10Vu le fait, généralement accepté, que la « Scène de la littérature est un espace de résonance » (Petrescu 2011 : 124) et que les frontières des influences ne peuvent jamais être clairement délimitées, Negruzzi s’est situé également ou alternativement dans le rayon d’impact culturel et idéologique de deux grandes personnalités de son époque : Ion Heliade-Rădulescu et Mihail Kogălniceanu, qui peuvent être considérées comme antithétiques l’un de l’autre au moins pour ce qui concerne leur conception du rôle joué par les traductions.

11Le second les condamne publiquement dans son article « Introducție » [Introduction] publié dans la revue Dacia literară (1840) en les percevant comme une menace pour le développement naturel, organique de la littérature autochtone – son affirmation « les traductions ne font toutefois pas une littérature » est célèbre dans la culture roumaine –. En revanche le premier voit leur importance comme absolue, les pratique et les encourage parfois sans discernement. Ion Heliade-Rădulescu – avec lequel Negruzzi a entretenu une correspondance incessante a été en outre un collaborateur des publications dirigées par Kogălniceanu – peut être caractérisé en matière de traductions comme l’artisan d’un « moment héroïque où le sublime se voile de grotesque » (Doinaș 1980 : 402) de par sa conviction d’une possibilité de relatiniser la langue roumaine par l’emprunt de mots à l’italien. L’échec pratique de son effort dû à la hâte et au radicalisme, n’exclut pourtant pas son mérite fondamental. Grand visionnaire dans le domaine du renouvellement du langage poétique, il a pris conscience avant ses contemporains de la nécessité de renouveler le langage poétique, de « repenser de manière expressive les grandes vérités des cultures étrangères dans sa propre langue, de réincorporer dans une substance sonore la seule qui était à sa disposition » (Doinaș 1980 : 402-403). C’est pourquoi du point de vue de l’histoire littéraire, il est « exempt de reproche sur le plan esthétique » étant donné que ses intentions montreront leurs effets plus tard, quand le roumain sera suffisamment mûr pour absorber les infiltrations lexicales.

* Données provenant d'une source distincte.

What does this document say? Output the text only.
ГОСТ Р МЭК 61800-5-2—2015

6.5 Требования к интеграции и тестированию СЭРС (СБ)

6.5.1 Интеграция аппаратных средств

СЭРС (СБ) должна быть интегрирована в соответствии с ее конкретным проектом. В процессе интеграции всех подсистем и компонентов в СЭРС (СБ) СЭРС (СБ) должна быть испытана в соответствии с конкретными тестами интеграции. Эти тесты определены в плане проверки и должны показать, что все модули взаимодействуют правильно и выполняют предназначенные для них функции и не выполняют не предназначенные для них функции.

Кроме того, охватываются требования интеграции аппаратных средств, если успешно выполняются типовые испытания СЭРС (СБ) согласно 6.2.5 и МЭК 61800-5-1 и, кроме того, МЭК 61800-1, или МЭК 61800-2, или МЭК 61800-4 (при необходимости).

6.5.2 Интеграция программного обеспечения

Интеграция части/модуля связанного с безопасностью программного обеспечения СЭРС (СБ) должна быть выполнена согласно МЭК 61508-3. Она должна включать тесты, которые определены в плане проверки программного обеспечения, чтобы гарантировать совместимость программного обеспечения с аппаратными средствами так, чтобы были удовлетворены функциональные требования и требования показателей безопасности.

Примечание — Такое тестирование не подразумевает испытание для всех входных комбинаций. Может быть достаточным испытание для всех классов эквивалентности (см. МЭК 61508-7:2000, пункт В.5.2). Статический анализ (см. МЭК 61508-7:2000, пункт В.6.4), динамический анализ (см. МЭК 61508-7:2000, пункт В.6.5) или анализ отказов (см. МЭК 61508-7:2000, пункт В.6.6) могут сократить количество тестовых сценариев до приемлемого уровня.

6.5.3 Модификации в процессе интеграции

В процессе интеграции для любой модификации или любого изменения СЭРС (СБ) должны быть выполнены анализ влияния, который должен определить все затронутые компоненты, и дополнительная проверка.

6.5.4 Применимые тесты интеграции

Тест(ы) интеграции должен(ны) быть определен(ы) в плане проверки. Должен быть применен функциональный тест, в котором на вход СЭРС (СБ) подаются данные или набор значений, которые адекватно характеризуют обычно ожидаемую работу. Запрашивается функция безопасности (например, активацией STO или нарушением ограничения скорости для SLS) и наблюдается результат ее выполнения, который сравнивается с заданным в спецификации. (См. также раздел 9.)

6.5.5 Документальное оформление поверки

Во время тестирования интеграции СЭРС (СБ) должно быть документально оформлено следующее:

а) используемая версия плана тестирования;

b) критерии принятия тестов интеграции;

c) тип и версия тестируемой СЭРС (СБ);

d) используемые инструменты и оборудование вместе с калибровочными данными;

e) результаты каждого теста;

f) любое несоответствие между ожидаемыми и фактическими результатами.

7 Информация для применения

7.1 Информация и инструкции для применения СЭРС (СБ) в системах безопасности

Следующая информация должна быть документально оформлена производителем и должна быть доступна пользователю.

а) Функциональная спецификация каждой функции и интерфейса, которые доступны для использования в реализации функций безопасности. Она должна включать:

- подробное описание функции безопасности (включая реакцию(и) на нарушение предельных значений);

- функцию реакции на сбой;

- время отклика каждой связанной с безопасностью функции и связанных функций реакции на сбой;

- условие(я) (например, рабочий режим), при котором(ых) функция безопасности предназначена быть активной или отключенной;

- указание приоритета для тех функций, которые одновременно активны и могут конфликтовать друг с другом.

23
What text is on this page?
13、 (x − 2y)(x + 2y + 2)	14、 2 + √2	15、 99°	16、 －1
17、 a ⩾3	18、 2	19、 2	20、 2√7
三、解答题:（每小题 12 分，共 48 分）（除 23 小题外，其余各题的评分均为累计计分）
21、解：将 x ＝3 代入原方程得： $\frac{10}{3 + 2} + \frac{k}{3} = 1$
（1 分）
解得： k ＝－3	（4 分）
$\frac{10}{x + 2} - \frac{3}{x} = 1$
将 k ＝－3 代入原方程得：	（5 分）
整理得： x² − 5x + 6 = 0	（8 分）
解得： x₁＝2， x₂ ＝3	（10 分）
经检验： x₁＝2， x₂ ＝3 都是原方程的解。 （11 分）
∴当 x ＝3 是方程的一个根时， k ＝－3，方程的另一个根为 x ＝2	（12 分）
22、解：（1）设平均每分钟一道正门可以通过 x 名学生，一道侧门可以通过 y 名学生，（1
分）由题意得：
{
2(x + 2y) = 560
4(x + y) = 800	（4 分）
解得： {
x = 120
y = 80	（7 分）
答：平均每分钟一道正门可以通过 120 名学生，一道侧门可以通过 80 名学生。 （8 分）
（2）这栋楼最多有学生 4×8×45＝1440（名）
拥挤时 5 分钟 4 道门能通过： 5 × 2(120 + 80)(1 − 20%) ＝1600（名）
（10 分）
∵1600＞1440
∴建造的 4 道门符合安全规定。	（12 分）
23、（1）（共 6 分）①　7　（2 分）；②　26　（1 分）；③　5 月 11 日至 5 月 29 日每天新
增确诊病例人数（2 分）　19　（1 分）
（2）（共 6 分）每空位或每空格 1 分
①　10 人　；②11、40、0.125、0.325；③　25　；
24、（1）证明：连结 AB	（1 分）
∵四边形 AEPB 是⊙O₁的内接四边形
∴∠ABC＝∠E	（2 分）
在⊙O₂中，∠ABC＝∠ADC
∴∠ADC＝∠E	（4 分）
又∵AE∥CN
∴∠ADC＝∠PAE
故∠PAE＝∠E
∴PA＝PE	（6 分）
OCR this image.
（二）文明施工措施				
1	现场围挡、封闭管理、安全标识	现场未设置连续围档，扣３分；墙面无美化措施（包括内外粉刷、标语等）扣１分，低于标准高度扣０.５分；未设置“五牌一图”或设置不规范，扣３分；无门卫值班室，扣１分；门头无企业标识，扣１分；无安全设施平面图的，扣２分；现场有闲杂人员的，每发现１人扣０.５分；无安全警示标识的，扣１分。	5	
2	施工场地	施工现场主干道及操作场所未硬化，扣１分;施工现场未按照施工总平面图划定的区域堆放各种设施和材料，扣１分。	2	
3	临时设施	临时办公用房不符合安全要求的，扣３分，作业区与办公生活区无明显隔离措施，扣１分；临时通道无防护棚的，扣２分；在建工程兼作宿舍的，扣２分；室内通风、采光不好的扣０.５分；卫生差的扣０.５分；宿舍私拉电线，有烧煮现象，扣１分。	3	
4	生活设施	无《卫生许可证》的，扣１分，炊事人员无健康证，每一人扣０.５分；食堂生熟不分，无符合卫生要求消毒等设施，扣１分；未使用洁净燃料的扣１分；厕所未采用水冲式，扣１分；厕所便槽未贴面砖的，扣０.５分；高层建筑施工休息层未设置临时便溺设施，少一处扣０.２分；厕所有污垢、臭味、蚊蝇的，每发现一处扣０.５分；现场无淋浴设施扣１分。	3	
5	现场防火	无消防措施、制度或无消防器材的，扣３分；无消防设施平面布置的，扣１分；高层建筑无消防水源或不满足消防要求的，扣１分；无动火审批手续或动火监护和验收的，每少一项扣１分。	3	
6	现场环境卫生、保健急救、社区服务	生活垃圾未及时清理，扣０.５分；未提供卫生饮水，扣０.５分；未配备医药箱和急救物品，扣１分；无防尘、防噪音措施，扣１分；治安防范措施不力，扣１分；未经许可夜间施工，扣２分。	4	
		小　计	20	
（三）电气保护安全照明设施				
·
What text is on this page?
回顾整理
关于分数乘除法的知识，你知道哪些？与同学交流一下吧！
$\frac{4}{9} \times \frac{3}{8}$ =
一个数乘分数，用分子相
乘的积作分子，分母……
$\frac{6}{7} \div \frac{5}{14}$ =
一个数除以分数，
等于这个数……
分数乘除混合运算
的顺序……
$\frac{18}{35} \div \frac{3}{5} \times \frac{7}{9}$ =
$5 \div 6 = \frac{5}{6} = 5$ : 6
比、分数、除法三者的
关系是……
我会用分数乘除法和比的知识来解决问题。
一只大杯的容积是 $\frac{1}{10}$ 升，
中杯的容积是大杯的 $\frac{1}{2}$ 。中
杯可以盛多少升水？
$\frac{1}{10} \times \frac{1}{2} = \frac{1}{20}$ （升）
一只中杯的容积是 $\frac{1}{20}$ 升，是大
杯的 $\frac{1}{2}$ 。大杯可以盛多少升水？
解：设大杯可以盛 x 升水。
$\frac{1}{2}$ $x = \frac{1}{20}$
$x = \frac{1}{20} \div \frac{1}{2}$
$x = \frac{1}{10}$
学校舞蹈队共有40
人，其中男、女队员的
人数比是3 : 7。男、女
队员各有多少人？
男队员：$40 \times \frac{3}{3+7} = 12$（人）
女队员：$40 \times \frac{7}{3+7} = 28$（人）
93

12Il est inutile de démontrer que les deux attitudes sont paradoxalement exagérées et justifiables dans le contexte culturel de l’époque, en fonction des critères auxquels on se rapporte. Équilibré et pragmatique, Negruzzi trouve sa voie entre deux directions idéologiques, parce qu’il est attentif et sélectif – autant que possible – dans ses traductions, original et courageux dans ses créations personnelles.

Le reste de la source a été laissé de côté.